ロイター通信など24日(現地時間)の報道によると、スペイン政府は山火事が同時多発的に発生して気象条件が悪化しているとし、23日午後に国家非常事態を宣言すると発表した。
首都マドリードの広域自治政府は、ビジャ・デル・プラドとサン・マルティン・デ・バルデイグレシアスで発生した山火事が当局の消火能力を超えて拡大する恐れがある「極めて深刻な状況」とし、中央政府に支援を求めた。
また、カスティーリャ・イ・レオン広域自治州のアビラの山火事もマドリード地域に広がる可能性があると懸念を示した。
マドリード広域州だけでもこれまで1万人が避難し、軍の緊急対応部隊が危機対応に当たっている。
スペインのペドロ・サンチェス首相はX(旧ツイッター)で「政府はアビラ、レオン、トレド、マドリードをはじめスペイン各地に被害をもたらしている火災を食い止めるため可能なあらゆる資源を投入している」と強調した。
欧州森林火災情報システム(EFFIS)によると、今年に入ってスペインでは山火事で12万5000ヘクタール(1250平方キロメートル)が焼けた。これはソウル市の面積の2倍を超える規模だ。
猛暑と乾燥した風が山火事に拡大させている。今月23日にはムルシアで最高気温が44.7度に達し、22日にはアビラの複数の都市で最高42度まで上昇した。
フランス全土も山火事に苦しんでいる。ヌニェス仏内相はAFP通信に対し、現在32件の大小の山火事が同時多発的に発生していると伝えた。

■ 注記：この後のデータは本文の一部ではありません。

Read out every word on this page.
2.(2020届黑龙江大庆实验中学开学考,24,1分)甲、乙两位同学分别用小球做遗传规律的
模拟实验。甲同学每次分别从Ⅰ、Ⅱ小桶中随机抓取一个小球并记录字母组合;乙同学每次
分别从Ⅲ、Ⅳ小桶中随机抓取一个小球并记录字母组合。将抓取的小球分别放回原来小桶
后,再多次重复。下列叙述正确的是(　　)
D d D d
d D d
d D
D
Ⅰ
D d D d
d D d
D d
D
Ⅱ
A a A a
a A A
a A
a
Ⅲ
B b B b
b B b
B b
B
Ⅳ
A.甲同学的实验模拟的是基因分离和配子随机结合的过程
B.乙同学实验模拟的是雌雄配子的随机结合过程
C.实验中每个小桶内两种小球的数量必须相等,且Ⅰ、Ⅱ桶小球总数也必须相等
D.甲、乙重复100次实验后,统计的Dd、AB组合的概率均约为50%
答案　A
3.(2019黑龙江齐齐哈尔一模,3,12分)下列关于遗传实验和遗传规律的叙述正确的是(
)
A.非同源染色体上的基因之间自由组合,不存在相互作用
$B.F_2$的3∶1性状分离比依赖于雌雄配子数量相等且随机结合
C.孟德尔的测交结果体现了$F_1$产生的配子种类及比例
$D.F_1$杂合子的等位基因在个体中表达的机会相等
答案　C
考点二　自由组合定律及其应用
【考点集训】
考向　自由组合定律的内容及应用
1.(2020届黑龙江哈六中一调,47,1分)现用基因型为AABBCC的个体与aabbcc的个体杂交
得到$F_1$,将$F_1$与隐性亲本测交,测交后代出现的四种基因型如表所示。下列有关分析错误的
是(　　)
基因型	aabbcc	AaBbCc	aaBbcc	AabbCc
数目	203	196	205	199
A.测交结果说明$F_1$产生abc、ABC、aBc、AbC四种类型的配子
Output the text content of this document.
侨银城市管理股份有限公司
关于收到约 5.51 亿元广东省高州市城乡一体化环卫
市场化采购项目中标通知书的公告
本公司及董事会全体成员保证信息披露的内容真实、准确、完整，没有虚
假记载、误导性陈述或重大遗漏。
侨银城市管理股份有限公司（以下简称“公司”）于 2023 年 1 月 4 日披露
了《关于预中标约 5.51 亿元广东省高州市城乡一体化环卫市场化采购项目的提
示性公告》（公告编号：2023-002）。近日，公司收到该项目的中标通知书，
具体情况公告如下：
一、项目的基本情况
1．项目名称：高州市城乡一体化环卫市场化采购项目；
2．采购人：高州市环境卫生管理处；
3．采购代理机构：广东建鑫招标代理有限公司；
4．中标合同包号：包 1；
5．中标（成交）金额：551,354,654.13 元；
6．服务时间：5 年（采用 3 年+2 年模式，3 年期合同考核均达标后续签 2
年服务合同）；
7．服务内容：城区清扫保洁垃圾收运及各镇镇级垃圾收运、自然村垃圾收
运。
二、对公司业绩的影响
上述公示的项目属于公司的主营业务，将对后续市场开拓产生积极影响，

ヌニェス内相は特に南西部ジロンド県で発生した山火事がこれまでに1万ヘクタール以上に広がったとし、「この夏の最大規模」と話した。
さらに、この地域だけでも陸路や海路で約4万人が避難し、80棟の家屋が燃え、うち約50棟が全焼したと説明した。
ジロンド県に隣接するランド県でも前日午後から2500ヘクタールが焼け、2万3000人が避難したほか、約100棟の家屋が焼失または破壊されたと付け加えた。
フランスは大災害レベルの山火事を消火するため、EUを通じて他の加盟国に支援を要請している状態だ。
エマニュエル仏大統領はXに「全国、特にジロンド地域の山火事で状況は非常に緊迫している」とし、EUに「市民保護メカニズムの有効化を要請した」と投稿した。